Nixon v. Safeway Stores, Inc.

REEVES, District Judge.

The corporate defendant, Safeway Stores, Inc., a corporation, has removed the above cause to this court from a state court upon the ground that there was a fraudulent joinder of the local defendant, Charles E. Harreld. The plaintiff has filed a motion to remand. The petition for removal charges substantially that the local defendant was joined fraudulently for the sole purpose of depriving the corporate defendant of its right as a non-resident to remove the case to this court. The petition for removal not only characterizes the joinder as fraudulent but specifically denies the averments with respect to the local defendant.

An examination of the complaint shows the statement of a joint cause of action.

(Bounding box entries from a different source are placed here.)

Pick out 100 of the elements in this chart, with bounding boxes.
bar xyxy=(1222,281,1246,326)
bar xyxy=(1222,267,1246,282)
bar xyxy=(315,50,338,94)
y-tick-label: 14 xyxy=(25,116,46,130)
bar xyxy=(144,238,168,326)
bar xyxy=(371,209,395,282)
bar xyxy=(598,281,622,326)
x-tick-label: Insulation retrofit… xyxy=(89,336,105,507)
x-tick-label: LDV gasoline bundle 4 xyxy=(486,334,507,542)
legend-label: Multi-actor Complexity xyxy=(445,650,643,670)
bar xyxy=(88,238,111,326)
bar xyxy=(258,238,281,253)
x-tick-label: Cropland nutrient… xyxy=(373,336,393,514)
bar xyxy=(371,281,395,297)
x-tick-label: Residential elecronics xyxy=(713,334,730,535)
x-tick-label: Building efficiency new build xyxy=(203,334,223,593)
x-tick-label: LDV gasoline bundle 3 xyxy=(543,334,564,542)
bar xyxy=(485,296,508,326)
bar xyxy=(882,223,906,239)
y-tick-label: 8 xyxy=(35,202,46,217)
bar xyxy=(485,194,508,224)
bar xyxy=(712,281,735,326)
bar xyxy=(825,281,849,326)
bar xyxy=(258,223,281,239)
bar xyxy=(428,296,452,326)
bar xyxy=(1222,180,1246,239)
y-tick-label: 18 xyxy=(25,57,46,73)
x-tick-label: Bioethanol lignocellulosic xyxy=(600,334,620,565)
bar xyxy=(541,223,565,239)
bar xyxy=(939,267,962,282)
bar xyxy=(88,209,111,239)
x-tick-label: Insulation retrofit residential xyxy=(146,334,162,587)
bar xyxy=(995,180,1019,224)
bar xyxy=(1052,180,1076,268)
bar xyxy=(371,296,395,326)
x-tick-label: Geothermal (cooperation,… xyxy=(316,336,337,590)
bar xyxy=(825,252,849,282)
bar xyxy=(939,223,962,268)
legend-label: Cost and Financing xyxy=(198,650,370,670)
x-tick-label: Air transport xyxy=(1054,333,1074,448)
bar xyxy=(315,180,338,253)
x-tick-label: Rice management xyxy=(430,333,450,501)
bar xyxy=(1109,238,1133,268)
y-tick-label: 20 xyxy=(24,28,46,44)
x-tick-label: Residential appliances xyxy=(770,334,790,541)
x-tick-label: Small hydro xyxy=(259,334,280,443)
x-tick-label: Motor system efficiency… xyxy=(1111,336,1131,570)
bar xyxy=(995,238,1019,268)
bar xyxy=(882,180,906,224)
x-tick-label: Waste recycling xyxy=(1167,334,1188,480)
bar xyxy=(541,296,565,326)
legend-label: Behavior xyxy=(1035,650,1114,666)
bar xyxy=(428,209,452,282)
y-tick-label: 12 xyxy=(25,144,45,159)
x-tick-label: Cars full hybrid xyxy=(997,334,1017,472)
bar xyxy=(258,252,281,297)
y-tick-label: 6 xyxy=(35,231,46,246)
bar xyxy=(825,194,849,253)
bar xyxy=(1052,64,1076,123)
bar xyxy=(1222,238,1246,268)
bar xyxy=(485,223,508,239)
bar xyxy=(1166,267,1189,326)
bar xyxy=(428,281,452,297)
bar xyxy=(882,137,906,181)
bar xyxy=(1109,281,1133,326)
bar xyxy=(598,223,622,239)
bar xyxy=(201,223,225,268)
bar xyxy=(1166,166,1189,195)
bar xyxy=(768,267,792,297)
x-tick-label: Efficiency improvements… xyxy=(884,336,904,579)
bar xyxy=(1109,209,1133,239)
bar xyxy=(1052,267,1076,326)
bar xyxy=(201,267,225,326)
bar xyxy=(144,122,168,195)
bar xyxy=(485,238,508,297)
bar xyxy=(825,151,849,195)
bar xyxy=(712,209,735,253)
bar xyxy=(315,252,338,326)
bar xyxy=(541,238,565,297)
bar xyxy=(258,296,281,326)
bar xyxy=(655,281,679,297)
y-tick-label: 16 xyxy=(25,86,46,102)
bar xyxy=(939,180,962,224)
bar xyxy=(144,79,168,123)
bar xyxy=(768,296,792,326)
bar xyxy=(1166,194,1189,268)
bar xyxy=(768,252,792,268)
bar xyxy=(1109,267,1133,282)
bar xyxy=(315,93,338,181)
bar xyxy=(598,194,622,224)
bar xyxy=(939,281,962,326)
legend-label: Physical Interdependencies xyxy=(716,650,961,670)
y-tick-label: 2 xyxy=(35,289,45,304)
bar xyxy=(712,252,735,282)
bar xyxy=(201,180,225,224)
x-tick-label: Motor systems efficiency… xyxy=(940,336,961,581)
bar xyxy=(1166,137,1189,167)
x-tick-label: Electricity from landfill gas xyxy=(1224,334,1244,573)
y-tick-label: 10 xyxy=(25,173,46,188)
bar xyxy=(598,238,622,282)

In the case of Polito v. Molasky, 8 Cir., 123 F.2d 258, loc. cit. 260, the Court of Appeals, this Circuit, set out what a petition for removal in cases of alleged fraudulent joinder should contain. It condemned a petition for removal, such as this, in the fol lowing language:

“ ‘Merely to traverse the allegations upon which the liability of the resident defendant is rested, or to apply the epithet “fraudulent” to the joinder, will not suffice: the showing must be such as compels the conclusion that the joinder is without right and made in bad faith.’ ”

In support of this statement the court cited and even quoted from the familiar case of Chesapeake & O. R. Co. v. Cock-rell 232 U.S. 146, 34 S.Ct. 278, 58 L.Ed. 544. Many other cases from this circuit and also of the Supreme Court were also cited in support of the proposition.

The averments in the petition for removal in the instant case fall squarely within the condemnation of the cases cited. It follows that the court is without jurisdiction and the case should be remanded to the state court from which removed.